The hall through which he had entered flanked a brick enclosure which might have been a storage locker or refrigerator. A white-enameled metal door hung ajar on corroded hinges, revealing only darkness within.
On the south side of the kitchen a stairwell rose into more shadow. He crossed the cluttered floor between the iron-grilled stove and the enclosure, feet striking mounds of broken crockery and heavy, smaller pots beneath the smooth rivers of dust. He climbed the stair.
Swinging doors waited at the top, one knocked from its hinges and propped against the wall, the other kicked and splintered askew. He pushed the leaning door aside and stepped into a dining hall.
Three long dark wood tables filled about half the space, chairs upended neatly on the table edges. Beyond the tables, the carpet gave way to wooden parquet flooring. The room could have held a respectable-size ball, and stretched to the front of the house, where tall arched windows afforded a view of the rising sun. Morning light smeared silvery-gray across the table tops.
The room smelled of dust and a rather bitter tang of flowers. He looked to both sides and decided to try the broad door on the right.
That took him into an equally decrepit and impressive foyer, with modem-looking overstuffed couches spaced along the walls beneath more tall arched windows. A demolished grand piano cluttered a small stage like a crushed beetle. At the opposite end of the foyer was an immense staircase, transplanted from a castle or luxury liner, with gold banisters mounted on turned pillars of black wood. He looked up. A balustrade ran from the staircase across the length of an upper landing.
"Ne there! Hoy ac!"
The largest woman he had ever seen leaned over the stone and metal railing of the balustrade, directly above him. She pulled back. The creak of the floor allowed him to trace her footsteps as she approached the stairs. Through the rails her shapeless body appeared to bulk in at least five hundred pounds; she stood six and a half feet tall, and her arms were thick as hams and like in shape, covered by the long sleeves of a black caftan. Her face was little more than eyes and mouth poked into white dough, topped with well-kept long black hair.
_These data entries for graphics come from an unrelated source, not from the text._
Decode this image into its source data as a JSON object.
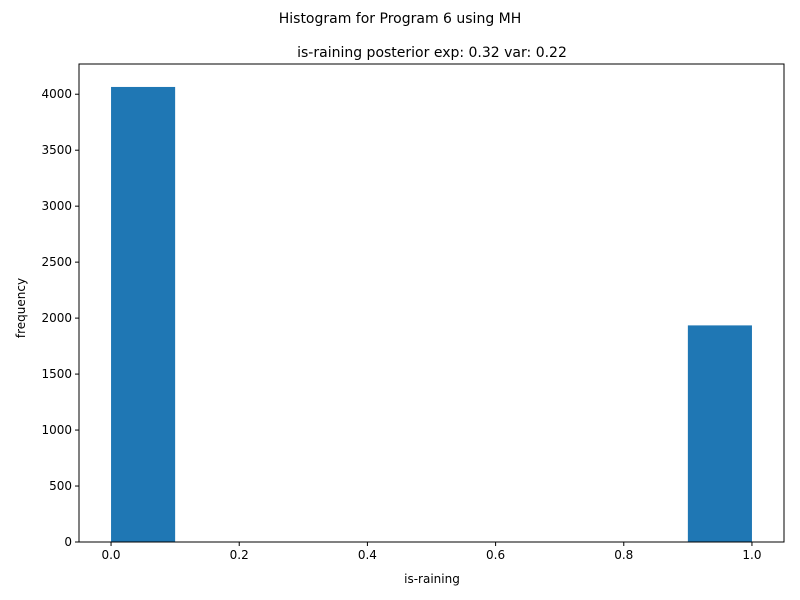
{
  "chart_data": {
    "type": "bar",
    "suptitle": "Histogram for Program 6 using MH",
    "title": "is-raining posterior exp: 0.32    var: 0.22",
    "xlabel": "is-raining",
    "ylabel": "frequency",
    "xlim": [
      -0.05,
      1.05
    ],
    "ylim": [
      0,
      4270
    ],
    "xticks": [
      0.0,
      0.2,
      0.4,
      0.6,
      0.8,
      1.0
    ],
    "xtick_labels": [
      "0.0",
      "0.2",
      "0.4",
      "0.6",
      "0.8",
      "1.0"
    ],
    "yticks": [
      0,
      500,
      1000,
      1500,
      2000,
      2500,
      3000,
      3500,
      4000
    ],
    "ytick_labels": [
      "0",
      "500",
      "1000",
      "1500",
      "2000",
      "2500",
      "3000",
      "3500",
      "4000"
    ],
    "grid": false,
    "bar_color": "#1f77b4",
    "bins": [
      {
        "x0": 0.0,
        "x1": 0.1,
        "value": 4065
      },
      {
        "x0": 0.1,
        "x1": 0.2,
        "value": 0
      },
      {
        "x0": 0.2,
        "x1": 0.3,
        "value": 0
      },
      {
        "x0": 0.3,
        "x1": 0.4,
        "value": 0
      },
      {
        "x0": 0.4,
        "x1": 0.5,
        "value": 0
      },
      {
        "x0": 0.5,
        "x1": 0.6,
        "value": 0
      },
      {
        "x0": 0.6,
        "x1": 0.7,
        "value": 0
      },
      {
        "x0": 0.7,
        "x1": 0.8,
        "value": 0
      },
      {
        "x0": 0.8,
        "x1": 0.9,
        "value": 0
      },
      {
        "x0": 0.9,
        "x1": 1.0,
        "value": 1935
      }
    ]
  }
}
"Hello," he said, his voice cracking.
She paused at the top of the staircase and thumped her palm on the railing. "Hel-lo," she repeated, her tiny eyes growing almost imperceptibly larger. He couldn't decide whether to stay or run. "Antros. You're human. Where in hell did you come from?"
He pointed to the rear of the house. "Outside. The vineyard gate."
"You couldn't have come that way," the woman said, her voice deepening. "It's locked."
He took the key-holder from his pants pocket and held it up. "I used this."
"A key!" She made her way down the stairs slowly, taking each step with great care, as well she should have. If she fell, she was heavy enough to kill herself and bring the staircase down with her. "Who gave that to you?"
Michael didn't answer.
"Who gave that to you?"
"Mr. Waltiri," he said in a small voice.
"Waltiri, Waltiri." She reached the bottom and waddled slowly toward him, her arms describing archs with each step to avoid the span of her hips. "Nobody comes here," she said, vibrating to a slow stop a few feet from Michael. "You speak Cascar or Nerb?"
He shook his head, not understanding.
"Only English?"
"I speak a little French," he said. 'Took two years in high school. And some Spanish."
She tittered, then abruptly broke into a loud, high, sad cackle. "French, Spanish. You're new. Definitely new."
He couldn't argue with that. "Where am I?"
"When did you get here?" she countered.
"About half an hour ago, I think."
"What time was it when you left?"
"Left where?"
"Your home, boy," she said, some of the gravel tone returning.
"About one in the morning."
"You don't know where you are, or who I am?"
He shook his head. A slow anger grew alongside his fear.